沈砚捏着布样,忽然想起昨夜她在灯下配药,将曼陀罗花粉与“墨灰”染料仔细调和,说“这药只麻不杀,留着陈管事的活口,才能撬开内鬼的嘴”。当时他劝她“太冒险,让暗线去做就好”,她却摇头,眼里的光像淬了火的针:“沈砚,我是苏微,是砚微染坊的半个当家人,不是只能躲在你身后的女子。染坊的布要经得住风雨,我也得经得住。”
南京·漕帮码头
苏微亲自送布到漕船时,老帮主正对着幅海图发愁。图上用墨笔圈着几处暗礁,旁边注着“九月十五有商船经过,需避让”。
“苏掌柜来得正好。”老帮主指着海图,“这商船是兵部的,说是运‘军粮’,可船吃水深得反常,怕是藏着别的东西。”

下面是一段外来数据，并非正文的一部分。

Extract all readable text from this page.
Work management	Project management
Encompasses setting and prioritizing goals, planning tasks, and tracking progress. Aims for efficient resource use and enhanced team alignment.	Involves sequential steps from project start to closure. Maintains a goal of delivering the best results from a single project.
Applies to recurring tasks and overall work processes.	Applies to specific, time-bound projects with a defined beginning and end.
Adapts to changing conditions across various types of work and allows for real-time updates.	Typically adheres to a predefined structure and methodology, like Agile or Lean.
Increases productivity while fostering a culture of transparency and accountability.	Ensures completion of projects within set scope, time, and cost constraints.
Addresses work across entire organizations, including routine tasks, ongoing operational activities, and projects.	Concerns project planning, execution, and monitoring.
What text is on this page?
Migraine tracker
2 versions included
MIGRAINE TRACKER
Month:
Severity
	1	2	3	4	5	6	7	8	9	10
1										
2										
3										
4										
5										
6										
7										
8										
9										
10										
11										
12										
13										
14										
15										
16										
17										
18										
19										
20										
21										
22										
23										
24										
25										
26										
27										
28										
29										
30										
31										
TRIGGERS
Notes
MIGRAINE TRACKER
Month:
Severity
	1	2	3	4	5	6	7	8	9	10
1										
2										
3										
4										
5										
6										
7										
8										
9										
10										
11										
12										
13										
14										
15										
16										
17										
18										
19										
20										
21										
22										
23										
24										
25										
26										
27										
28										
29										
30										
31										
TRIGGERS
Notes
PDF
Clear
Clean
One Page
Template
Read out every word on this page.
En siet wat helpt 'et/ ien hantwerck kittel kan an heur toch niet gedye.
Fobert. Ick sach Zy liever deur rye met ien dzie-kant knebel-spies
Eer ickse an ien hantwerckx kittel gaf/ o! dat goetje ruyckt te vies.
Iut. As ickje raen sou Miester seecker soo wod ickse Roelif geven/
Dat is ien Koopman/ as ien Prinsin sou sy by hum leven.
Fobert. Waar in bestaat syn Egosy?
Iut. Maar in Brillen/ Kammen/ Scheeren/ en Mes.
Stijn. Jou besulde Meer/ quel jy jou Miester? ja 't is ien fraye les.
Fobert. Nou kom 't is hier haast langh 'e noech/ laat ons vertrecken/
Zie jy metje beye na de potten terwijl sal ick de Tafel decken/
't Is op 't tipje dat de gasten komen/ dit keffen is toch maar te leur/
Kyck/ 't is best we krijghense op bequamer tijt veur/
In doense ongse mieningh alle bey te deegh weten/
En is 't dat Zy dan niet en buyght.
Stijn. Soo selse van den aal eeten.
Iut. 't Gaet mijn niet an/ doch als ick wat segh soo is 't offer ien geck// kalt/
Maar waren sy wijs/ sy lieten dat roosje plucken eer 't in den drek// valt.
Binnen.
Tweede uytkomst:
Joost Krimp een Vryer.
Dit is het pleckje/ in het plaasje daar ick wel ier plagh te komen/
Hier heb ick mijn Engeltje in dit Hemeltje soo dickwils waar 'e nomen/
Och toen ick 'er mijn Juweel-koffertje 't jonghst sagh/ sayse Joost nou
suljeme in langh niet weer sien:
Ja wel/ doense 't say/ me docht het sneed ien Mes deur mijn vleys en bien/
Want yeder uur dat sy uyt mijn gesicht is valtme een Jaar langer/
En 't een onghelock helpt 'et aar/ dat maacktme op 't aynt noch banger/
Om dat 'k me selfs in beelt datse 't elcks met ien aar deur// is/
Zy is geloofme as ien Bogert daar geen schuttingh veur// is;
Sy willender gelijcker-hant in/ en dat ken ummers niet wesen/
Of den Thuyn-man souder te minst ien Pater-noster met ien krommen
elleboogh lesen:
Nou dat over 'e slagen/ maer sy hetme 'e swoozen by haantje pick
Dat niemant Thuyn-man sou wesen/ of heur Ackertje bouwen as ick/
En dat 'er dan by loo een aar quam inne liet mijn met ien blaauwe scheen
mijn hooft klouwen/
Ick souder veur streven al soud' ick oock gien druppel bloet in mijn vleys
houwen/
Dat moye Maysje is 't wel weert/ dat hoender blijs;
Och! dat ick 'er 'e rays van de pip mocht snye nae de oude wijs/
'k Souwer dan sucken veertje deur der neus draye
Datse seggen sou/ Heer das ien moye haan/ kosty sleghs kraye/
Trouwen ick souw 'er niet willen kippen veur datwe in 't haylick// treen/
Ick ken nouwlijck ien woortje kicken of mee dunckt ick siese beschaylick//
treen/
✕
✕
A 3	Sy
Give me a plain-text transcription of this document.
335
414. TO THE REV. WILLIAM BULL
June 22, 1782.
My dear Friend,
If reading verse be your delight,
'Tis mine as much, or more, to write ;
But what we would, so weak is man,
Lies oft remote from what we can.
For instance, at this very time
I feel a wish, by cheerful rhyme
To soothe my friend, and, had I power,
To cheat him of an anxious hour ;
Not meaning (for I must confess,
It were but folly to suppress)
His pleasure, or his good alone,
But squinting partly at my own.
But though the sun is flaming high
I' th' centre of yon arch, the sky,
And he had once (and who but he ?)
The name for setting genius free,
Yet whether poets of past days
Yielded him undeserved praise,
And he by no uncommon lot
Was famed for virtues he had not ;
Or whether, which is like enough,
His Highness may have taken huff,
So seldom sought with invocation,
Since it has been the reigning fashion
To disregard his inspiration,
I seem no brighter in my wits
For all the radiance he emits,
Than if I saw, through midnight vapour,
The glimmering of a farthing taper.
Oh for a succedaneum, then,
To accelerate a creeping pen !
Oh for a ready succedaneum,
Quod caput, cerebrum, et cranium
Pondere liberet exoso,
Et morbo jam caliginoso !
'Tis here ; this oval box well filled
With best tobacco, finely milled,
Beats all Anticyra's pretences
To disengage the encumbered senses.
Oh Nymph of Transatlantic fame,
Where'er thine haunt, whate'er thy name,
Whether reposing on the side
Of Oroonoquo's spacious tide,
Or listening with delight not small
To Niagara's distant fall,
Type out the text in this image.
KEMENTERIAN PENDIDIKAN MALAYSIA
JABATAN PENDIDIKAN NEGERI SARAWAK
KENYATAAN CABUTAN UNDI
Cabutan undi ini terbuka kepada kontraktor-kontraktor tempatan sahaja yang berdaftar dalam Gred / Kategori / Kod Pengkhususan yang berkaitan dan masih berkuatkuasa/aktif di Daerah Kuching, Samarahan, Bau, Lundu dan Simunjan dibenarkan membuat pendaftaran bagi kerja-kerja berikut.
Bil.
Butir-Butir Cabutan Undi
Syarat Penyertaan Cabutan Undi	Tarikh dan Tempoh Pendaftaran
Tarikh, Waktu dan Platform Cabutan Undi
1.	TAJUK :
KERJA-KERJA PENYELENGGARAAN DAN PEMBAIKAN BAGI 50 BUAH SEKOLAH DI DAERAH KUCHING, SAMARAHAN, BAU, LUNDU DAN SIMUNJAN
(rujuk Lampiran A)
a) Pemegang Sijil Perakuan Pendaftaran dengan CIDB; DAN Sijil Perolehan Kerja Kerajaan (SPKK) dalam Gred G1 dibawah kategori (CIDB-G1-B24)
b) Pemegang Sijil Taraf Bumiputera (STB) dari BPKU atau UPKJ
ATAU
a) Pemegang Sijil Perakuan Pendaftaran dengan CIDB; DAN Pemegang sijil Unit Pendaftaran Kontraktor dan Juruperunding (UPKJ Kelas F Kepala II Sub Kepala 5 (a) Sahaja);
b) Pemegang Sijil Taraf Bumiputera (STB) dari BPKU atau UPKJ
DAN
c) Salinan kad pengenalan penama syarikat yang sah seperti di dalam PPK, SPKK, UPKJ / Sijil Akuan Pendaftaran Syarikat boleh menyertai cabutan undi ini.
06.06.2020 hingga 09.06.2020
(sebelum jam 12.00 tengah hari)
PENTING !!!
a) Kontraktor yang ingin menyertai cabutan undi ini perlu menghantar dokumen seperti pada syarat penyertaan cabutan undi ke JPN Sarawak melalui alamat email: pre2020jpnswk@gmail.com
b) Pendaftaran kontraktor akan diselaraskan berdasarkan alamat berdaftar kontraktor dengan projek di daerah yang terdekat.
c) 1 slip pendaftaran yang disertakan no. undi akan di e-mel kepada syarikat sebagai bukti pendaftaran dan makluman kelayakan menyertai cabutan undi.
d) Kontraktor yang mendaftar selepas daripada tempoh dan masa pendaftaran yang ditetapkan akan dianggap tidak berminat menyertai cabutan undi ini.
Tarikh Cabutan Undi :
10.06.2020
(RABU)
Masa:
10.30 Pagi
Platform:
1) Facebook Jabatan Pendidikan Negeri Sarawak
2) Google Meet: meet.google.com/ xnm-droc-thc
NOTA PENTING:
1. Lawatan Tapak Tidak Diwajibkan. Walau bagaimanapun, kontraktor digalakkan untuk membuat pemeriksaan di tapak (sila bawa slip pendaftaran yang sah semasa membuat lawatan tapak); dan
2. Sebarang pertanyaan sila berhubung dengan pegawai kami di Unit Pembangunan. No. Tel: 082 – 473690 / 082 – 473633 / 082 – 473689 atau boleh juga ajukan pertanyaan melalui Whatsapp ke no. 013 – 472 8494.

苏微的目光落在“九月十五”这个日期上,心里猛地一跳——后天正是陈管事约定与内鬼接头的日子,地点就在这处暗礁附近的小岛。她指尖划过海图上的暗礁,忽然笑了:“帮主若信得过我,这批‘雾蓝’布留十匹给我,我有用。”
“你想做什么?”老帮主看出她眼里的锋芒。
“做面旗。”苏微的声音轻快,却带着股不容置疑的劲,“蓝底白纹,绣上咱们染坊的兰草,到时候插在岛上,帮主打眼就知道是自己人。”她顿了顿,补充道,“再给我二十个会水的弟兄,要手脚麻利的。”